Für die Entscheidung pro oder kontra Arbeit in kritischen Gebieten hat er sich Regeln aufgestellt. So erklärt er zuerst seiner Familie genau, in welche Region die Reise gehen soll und welche Risiken ihn erwarten. Legt eines der beiden Kinder oder seine Frau ein Veto ein, reist er nicht.

Und er kommt zurück, wenn die Lage zu gefährlich wird – wie kurz nach Weihnachten am Horn von Afrika. Der Arzt war zu einem vierwöchigen Humedica-Hilfseinsatz ins Flüchtlingslager Melkadida in Süd-Äthiopien gereist. Nach drei Wochen flog er heim, nachdem einer der Hilfskonvois auf dem Weg ins Lager von Aufständischen beschossen worden war und die Lage prekär wurde. „Hier muss man eine gewisse Sensibilität entwickeln und entscheiden, wo die eigenen Grenzen liegen.“

Befragt nach den Voraussetzungen für einen Hilfseinsatz, erklärt er, dass zumindest bei Katastrophen zwei bis drei Jahre Berufserfahrung in verschiedenen Fachrichtungen nötig sind. „Gerade in den Akut­teams wird man immer internistisch, pädiatrisch und chirurgisch und teils auch gynäkologisch gefordert.“ Dr. Brinkmann arbeitete früher in der Unfallchirurgie und 20 Jahre als Notarzt bei der Feuerwehr.

Beim Hilfseinsatz haben Ärzte nicht nur mit Behandlungen zu tun, sondern z.B. auch mit dem Aufbau von Registratur, Pharmazie und Behandlungs-/OP-Zelt. Es sei gut zu wissen, wie Patientenströme zu regulieren sind und wie sich die Basishygiene schnell sicherstellen lässt.

Wichtig findet es Dr. Brinkmann, einige Worte der fremden Sprache zu kennen: „Eine Begrüßungsformel oder die Worte ‚Hab keine Angst‘ helfen Barrieren abzubauen.“ Auch falsch Ausgesprochenes habe schon Lachen hervorgerufen. Vor dem Auslandseinsatz sollte sich ein Arzt unbedingt mit der Kultur der dortigen Menschen beschäftigen. In islamischen Ländern ist der Körperkontakt von Männern zu fremden Frauen absolut unerwünscht; Impfen und Infusionen sind im Ramadan ein Problem. Dr. Brinkmann erinnert sich an seinen Einsatz nach dem Erdbeben 2005 in Pakistan. Hier durften selbst schwer verletzte Frauen erst zum Arzt kommen, nachdem der Imam mit viel Verhandlungsgeschick von der Notwendigkeit der Behandlung überzeugt werden konnte.

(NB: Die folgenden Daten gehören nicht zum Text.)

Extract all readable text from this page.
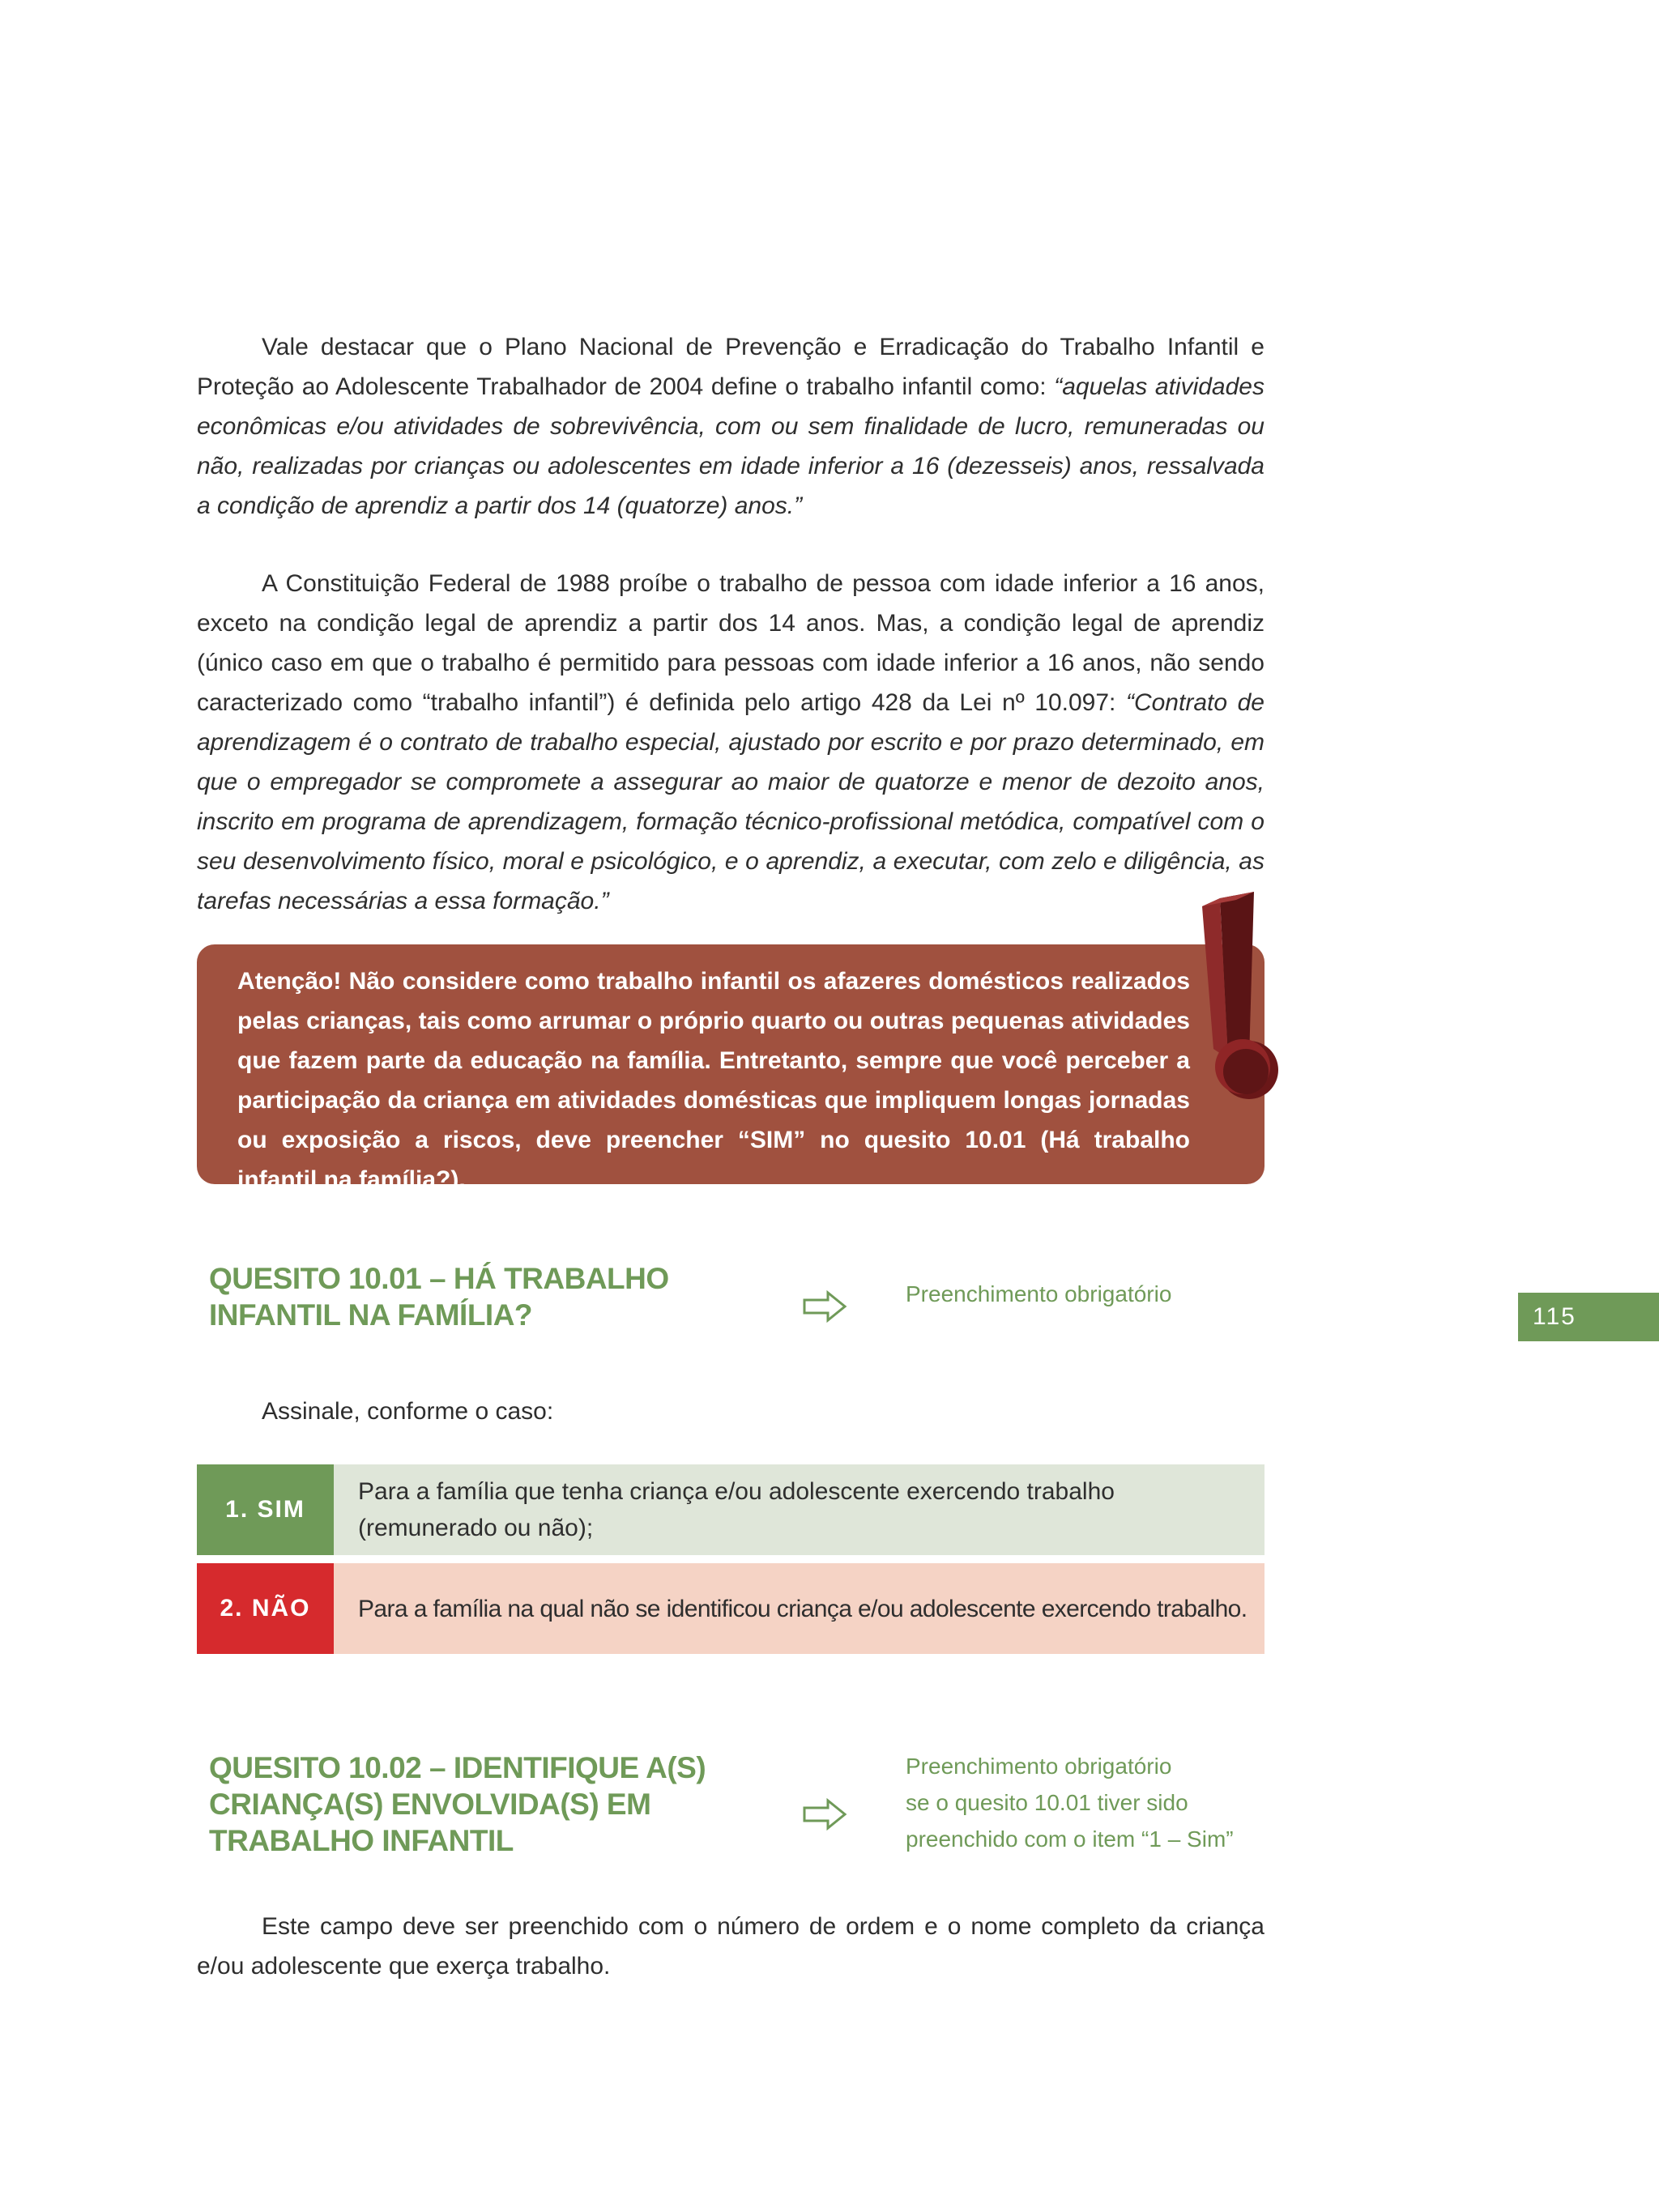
Vale destacar que o Plano Nacional de Prevenção e Erradicação do Trabalho Infantil e Proteção ao Adolescente Trabalhador de 2004 define o trabalho infantil como: “aquelas atividades econômicas e/ou atividades de sobrevivência, com ou sem finalidade de lucro, remuneradas ou não, realizadas por crianças ou adolescentes em idade inferior a 16 (dezesseis) anos, ressalvada a condição de aprendiz a partir dos 14 (quatorze) anos.”

A Constituição Federal de 1988 proíbe o trabalho de pessoa com idade inferior a 16 anos, exceto na condição legal de aprendiz a partir dos 14 anos. Mas, a condição legal de aprendiz (único caso em que o trabalho é permitido para pessoas com idade inferior a 16 anos, não sendo caracterizado como “trabalho infantil”) é definida pelo artigo 428 da Lei nº 10.097: “Contrato de aprendizagem é o contrato de trabalho especial, ajustado por escrito e por prazo determinado, em que o empregador se compromete a assegurar ao maior de quatorze e menor de dezoito anos, inscrito em programa de aprendizagem, formação técnico-profissional metódica, compatível com o seu desenvolvimento físico, moral e psicológico, e o aprendiz, a executar, com zelo e diligência, as tarefas necessárias a essa formação.”

Atenção! Não considere como trabalho infantil os afazeres domésticos realizados pelas crianças, tais como arrumar o próprio quarto ou outras pequenas atividades que fazem parte da educação na família. Entretanto, sempre que você perceber a participação da criança em atividades domésticas que impliquem longas jornadas ou exposição a riscos, deve preencher “SIM” no quesito 10.01 (Há trabalho infantil na família?).

QUESITO 10.01 – HÁ TRABALHO
INFANTIL NA FAMÍLIA?

Preenchimento obrigatório

115

Assinale, conforme o caso:

1. SIM
Para a família que tenha criança e/ou adolescente exercendo trabalho
(remunerado ou não);
2. NÃO	Para a família na qual não se identificou criança e/ou adolescente exercendo trabalho.
QUESITO 10.02 – IDENTIFIQUE A(S)
CRIANÇA(S) ENVOLVIDA(S) EM
TRABALHO INFANTIL

Preenchimento obrigatório
se o quesito 10.01 tiver sido
preenchido com o item “1 – Sim”

Este campo deve ser preenchido com o número de ordem e o nome completo da criança e/ou adolescente que exerça trabalho.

Kollegin übernimmt die Vertretung

Dr. Brinkmann ist stets für Not­einsätze gerüstet: Der Impfstatus – von europäischen Basisimpfungen über Immunisierungen gegen Gelbfieber, Cholera, Typhus und Meningokokken – ist auf dem neuesten Stand, der Pass gültig. Letztendlich aber macht er eine Entscheidung für einen Einsatz von den Notwendigkeiten in der Praxis abhängig. Probleme gab es hier bisher keine, denn er und seine Kollegin Dr. Inge Bürfent sind mittlerweile ein eingespieltes Team.